DPOAE, EP, and ABR latency measurements in Claudin 11-null mice. A, DPOAEs from adult wild-type (+/+; open symbols) and Claudin 11-null mice (-/-; closed symbols). The average noise floor is represented by the gray region along the abscissa. B, Endocochlear potentials from adult wild-type (+/+) and mutant (-/-) mice. C, K⁺ concentrations in endolymph and perilymph from adult wild-type (+/+) and mutant (-/-) mice. D, Latencies of ABR Peak V from adult wild-type (+/+) and mutant (-/-) mice.

Figure 6.

Normal morphologies of hair cells and spiral ganglion neurons in adult Claudin 11-null mice. A, Fluorescence microscopy from phalloidin-labeled hair cell stereocilia in organ of Corti from adult mice. a, Outer and inner hair cells from the basal cochlear turn of a P90 wild-type mouse. b, c, Outer and inner hair cells from the basal cochlear turn (b) and the apical turn (c) of a P90 Claudin 11-null mouse. Asterisks mark sites of individual OHC loss. Scale bar, 10 μm. B, Differential interference contrast microscopy showing cross sections of spiral ganglia in the midcochlear region reveal neuron cell bodies (arrowheads) from P90 wild-type (a) and Claudin 11-null (b) mice.
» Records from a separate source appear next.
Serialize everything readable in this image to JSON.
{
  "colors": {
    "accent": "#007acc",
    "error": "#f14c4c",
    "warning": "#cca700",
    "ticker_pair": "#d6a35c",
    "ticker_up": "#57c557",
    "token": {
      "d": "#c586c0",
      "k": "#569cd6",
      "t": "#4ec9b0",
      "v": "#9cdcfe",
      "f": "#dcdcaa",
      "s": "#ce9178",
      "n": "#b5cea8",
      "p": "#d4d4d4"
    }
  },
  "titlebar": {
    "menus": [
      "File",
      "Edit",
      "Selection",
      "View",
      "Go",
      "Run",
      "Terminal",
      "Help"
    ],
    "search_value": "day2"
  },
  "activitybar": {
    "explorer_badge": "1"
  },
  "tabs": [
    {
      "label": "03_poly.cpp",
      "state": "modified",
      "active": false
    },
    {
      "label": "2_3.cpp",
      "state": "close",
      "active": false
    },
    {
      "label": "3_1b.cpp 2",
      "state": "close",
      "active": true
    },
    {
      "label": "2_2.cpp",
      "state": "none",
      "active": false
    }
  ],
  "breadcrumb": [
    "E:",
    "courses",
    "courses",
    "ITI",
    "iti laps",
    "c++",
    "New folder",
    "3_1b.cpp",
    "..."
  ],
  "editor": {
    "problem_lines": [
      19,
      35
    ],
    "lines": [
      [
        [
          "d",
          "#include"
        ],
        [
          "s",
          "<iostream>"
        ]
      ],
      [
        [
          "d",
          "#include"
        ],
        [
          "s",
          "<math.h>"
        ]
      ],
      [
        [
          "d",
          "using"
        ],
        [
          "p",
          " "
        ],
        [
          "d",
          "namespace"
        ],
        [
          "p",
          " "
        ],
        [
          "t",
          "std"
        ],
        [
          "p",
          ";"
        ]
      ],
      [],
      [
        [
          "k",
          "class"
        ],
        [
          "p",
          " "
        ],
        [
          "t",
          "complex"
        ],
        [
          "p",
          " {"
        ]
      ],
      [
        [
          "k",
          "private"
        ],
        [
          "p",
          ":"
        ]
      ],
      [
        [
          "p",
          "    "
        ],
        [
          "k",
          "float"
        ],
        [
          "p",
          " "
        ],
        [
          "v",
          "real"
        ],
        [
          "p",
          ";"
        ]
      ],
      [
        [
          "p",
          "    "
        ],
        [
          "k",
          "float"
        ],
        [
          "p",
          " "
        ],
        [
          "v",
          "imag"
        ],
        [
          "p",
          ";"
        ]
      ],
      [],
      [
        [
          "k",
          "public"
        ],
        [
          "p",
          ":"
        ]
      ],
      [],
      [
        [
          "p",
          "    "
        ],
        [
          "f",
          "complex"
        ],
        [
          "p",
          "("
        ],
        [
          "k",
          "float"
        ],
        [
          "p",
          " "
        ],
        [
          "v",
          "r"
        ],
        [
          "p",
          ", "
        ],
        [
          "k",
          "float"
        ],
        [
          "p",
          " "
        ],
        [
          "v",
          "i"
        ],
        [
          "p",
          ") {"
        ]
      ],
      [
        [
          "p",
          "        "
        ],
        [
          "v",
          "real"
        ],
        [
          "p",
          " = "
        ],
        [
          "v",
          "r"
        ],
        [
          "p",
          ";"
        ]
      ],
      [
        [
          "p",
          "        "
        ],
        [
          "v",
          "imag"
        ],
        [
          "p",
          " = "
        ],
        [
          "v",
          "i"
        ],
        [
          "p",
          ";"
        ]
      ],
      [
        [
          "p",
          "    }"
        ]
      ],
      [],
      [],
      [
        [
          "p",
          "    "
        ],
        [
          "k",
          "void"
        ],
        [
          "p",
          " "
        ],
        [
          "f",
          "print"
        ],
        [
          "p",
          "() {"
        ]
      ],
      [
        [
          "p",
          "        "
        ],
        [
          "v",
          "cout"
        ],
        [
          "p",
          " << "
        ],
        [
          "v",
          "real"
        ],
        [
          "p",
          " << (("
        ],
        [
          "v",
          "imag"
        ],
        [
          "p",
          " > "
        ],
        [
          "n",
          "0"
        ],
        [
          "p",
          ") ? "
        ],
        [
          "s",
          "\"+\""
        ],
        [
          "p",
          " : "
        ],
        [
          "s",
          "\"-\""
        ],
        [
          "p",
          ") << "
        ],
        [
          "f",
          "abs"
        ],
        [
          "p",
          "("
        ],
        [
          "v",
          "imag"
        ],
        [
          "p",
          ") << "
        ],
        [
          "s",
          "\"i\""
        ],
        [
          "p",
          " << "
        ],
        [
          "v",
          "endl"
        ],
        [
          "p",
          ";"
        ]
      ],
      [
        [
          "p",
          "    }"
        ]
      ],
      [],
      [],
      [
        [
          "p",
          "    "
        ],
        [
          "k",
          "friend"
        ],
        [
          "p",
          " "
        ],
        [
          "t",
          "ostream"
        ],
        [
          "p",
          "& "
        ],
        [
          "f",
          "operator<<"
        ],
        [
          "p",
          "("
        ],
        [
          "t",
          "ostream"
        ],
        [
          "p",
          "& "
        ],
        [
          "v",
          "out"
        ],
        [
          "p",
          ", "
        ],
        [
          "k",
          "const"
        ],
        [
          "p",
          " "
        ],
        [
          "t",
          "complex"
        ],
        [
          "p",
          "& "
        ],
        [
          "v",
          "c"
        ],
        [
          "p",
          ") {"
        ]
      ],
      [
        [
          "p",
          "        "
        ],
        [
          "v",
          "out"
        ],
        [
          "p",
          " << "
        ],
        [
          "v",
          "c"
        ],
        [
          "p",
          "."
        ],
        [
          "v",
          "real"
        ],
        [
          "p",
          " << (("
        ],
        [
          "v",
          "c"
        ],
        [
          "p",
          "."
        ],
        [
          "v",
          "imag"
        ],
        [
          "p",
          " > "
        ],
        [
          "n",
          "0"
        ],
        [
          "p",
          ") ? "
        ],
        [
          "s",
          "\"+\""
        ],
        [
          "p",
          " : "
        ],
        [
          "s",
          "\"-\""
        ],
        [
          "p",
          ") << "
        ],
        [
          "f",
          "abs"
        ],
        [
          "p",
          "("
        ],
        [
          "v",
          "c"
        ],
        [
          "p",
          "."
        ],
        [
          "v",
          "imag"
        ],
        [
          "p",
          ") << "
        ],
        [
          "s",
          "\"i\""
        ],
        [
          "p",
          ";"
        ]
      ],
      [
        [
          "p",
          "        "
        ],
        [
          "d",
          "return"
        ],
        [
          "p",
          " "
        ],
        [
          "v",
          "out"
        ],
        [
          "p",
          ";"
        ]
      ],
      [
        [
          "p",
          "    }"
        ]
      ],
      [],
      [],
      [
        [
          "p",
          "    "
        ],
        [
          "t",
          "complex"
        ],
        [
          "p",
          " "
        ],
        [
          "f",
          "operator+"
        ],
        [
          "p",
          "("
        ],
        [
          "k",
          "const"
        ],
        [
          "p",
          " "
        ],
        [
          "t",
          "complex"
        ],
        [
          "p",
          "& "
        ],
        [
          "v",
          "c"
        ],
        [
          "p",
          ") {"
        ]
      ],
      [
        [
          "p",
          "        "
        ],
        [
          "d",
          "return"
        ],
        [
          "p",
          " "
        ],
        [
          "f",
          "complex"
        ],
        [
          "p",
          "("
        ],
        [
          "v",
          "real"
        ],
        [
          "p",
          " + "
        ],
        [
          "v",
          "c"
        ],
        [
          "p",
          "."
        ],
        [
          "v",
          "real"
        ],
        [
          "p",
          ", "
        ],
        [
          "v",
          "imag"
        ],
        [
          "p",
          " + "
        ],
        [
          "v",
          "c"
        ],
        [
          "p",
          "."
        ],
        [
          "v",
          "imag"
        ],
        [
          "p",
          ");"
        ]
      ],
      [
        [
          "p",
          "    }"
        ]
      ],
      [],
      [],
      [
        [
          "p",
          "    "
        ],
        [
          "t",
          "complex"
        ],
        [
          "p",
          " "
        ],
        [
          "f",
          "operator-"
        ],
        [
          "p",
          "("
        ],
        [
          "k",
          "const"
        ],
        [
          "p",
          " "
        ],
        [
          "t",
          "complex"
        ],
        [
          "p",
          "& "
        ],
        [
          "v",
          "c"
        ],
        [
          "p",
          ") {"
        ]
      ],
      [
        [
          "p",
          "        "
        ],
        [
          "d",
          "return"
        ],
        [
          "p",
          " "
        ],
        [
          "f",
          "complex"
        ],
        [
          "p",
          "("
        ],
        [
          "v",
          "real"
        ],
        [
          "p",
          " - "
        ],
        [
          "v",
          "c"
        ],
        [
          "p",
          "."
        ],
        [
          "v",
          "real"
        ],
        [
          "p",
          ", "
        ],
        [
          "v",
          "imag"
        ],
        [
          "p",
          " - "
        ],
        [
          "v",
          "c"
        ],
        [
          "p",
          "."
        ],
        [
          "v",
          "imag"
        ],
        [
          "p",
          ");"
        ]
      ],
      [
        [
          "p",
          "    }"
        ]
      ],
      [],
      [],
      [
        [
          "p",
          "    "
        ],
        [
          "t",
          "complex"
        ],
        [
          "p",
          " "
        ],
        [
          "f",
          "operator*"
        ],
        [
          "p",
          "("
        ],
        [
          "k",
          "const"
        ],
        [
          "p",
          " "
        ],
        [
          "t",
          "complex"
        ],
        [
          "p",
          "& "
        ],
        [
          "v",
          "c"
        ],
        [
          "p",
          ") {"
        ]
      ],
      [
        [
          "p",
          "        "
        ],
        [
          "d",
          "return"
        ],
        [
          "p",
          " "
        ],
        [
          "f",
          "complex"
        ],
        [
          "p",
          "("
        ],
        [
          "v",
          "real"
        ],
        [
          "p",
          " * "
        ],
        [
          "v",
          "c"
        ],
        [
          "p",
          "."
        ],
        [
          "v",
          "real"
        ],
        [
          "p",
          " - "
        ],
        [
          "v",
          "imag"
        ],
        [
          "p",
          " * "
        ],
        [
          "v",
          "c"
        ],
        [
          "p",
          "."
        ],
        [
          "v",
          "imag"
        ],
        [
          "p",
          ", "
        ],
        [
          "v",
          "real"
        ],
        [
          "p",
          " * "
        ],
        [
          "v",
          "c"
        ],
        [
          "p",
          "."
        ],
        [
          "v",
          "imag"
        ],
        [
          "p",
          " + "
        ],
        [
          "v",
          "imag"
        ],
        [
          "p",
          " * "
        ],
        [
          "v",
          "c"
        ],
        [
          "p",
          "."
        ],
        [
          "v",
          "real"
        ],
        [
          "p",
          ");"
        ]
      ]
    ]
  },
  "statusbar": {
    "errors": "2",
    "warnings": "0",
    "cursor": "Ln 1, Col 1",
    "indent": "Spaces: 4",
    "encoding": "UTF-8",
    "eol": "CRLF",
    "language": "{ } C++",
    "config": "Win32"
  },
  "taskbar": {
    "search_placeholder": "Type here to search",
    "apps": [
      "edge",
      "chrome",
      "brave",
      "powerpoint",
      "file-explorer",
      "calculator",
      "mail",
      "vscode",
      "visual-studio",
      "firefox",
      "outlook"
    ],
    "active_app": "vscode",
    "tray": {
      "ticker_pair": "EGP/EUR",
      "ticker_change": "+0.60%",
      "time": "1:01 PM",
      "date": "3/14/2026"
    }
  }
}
Scale bar, 40 μm.

Figure 7.

Freeze fracture showing normal marginal cell TJs and basolateral infoldings in Claudin 11-null mice. A, Claudin 1 TJ strands (arrowheads) in marginal cells from wild-type (a, c) and null mutant (b, d) mice at P90 (a, b) and P30 (c, d). Scale bar, 100 nm. B, Basolateral infoldings in marginal cells from wild-type (a, c) and null mutant (b, d) mice at P90 (a, b) and P30 (c, d). Characteristic packing of intramembranous particles reflects the presence of Na⁺/K⁺ ATPases and other integral proteins (star). Asterisk in d marks atypical morphology that may be a sign of localized edema in the stria vascularis of an adult mutant. Scale bar, 100 nm.

Figure 8.

Freeze fracture showing normal endothelial cell TJs in Claudin 11-null mice. Intramembranous fibrils (arrowheads) in strial endothelial cell membranes from adult wild-type (a) and Claudin 11-null (b) mice are morphologically similar. Scale bar, 200 nm.

Figure 9.

Northern blotting of cochlear RNA shows temporal expression profiles of intercellular junction, ion channel, and ATPase genes. Total RNA obtained from pooled cochleas of P6.5, P14.5, P30, and P100 wild-type (+/+) and Claudin 11-null mice (-/-) probed with cDNAs indicated on the left. 28S rRNA is included as a loading control.